Princess Diana holds a child during a visit to London Lighthouse, a centre for people affected by HIV and AIDS, in 1996.Credit:Getty Images
The original fashion sketch of a blue floral dress regularly worn by Diana on visits to hospitals or to meet children, by designer David Sassoon, is featured in a new exhibition titled “Royal Style in the Making” at Kensington Palace exploring the relationships between designers and royals.
It became known as her “caring dress” because she knew children loved the bright, floral pattern.
A sketch of the David Sassoon floral dress Princess Diana liked to wear, without the hat, on hospital visits.
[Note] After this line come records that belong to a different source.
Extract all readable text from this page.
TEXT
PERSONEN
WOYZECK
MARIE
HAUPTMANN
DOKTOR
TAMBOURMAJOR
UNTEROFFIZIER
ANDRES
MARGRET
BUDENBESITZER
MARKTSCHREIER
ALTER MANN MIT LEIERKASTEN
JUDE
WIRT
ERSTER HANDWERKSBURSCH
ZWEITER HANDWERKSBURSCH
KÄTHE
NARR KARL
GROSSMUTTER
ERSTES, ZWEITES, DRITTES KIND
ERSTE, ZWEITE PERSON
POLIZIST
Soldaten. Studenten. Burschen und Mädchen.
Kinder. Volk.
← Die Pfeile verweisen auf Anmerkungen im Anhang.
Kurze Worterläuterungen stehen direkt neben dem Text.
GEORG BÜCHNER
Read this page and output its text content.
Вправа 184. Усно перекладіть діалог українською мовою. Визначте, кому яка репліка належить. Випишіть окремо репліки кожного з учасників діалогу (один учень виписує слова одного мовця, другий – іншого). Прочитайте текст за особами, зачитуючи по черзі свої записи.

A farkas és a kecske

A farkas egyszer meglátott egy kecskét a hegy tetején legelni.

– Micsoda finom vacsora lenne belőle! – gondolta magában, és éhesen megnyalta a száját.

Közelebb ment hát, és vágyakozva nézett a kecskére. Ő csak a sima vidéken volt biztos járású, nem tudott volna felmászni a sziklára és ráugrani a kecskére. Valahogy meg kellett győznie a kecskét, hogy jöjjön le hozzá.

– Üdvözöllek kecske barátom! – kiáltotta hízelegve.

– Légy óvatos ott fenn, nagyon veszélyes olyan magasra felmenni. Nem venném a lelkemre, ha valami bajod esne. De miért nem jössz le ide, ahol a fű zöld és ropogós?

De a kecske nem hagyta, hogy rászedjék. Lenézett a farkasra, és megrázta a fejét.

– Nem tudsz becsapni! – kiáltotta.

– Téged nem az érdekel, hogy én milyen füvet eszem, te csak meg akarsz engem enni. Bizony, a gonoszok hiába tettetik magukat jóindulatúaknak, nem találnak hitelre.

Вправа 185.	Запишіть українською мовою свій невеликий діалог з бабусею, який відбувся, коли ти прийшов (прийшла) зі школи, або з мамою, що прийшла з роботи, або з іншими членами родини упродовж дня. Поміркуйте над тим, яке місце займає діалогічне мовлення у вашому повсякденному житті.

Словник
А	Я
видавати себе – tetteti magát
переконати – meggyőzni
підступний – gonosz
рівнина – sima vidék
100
Credit:Getty Images
Despite the hand-drawn pencil and ink sketch featuring a large matching hat, Diana never wore it with the dress because she said “you can’t cuddle a child in a hat”, Claudia Acott Williams said.
She also often wore “big costume jewellery because she would pick children up and they would play with it”, she added.
Matthew Storey, curator at the Historic Royal Palaces, said this showed “just how carefully she considered people she would meet when selecting outfits for her many public engagements”.
A visitor views Diana, Princess of Wales’s wedding dress displayed complete with its spectacular sequin encrusted train at the “Royal Style In The Making” exhibition at Kensington Palace.Credit:Getty Images
Acott Williams added: “She understood how what you were wearing could really convey warmth… it could reinforce hierarchy or it could undermine hierarchy and create more of a relationship.
“This coloured floral was an important piece in her working wardrobe.”
The exhibition also includes Diana’s wedding dress by David Emmanuel, which is on loan from Princes William and Harry.
There’s also a rare, surviving toile for the 1937 coronation gown of Queen Elizabeth, the Queen Mother, and never-before-seen items from the archives of celebrated royal couturiers of the 20th century, according to the palace.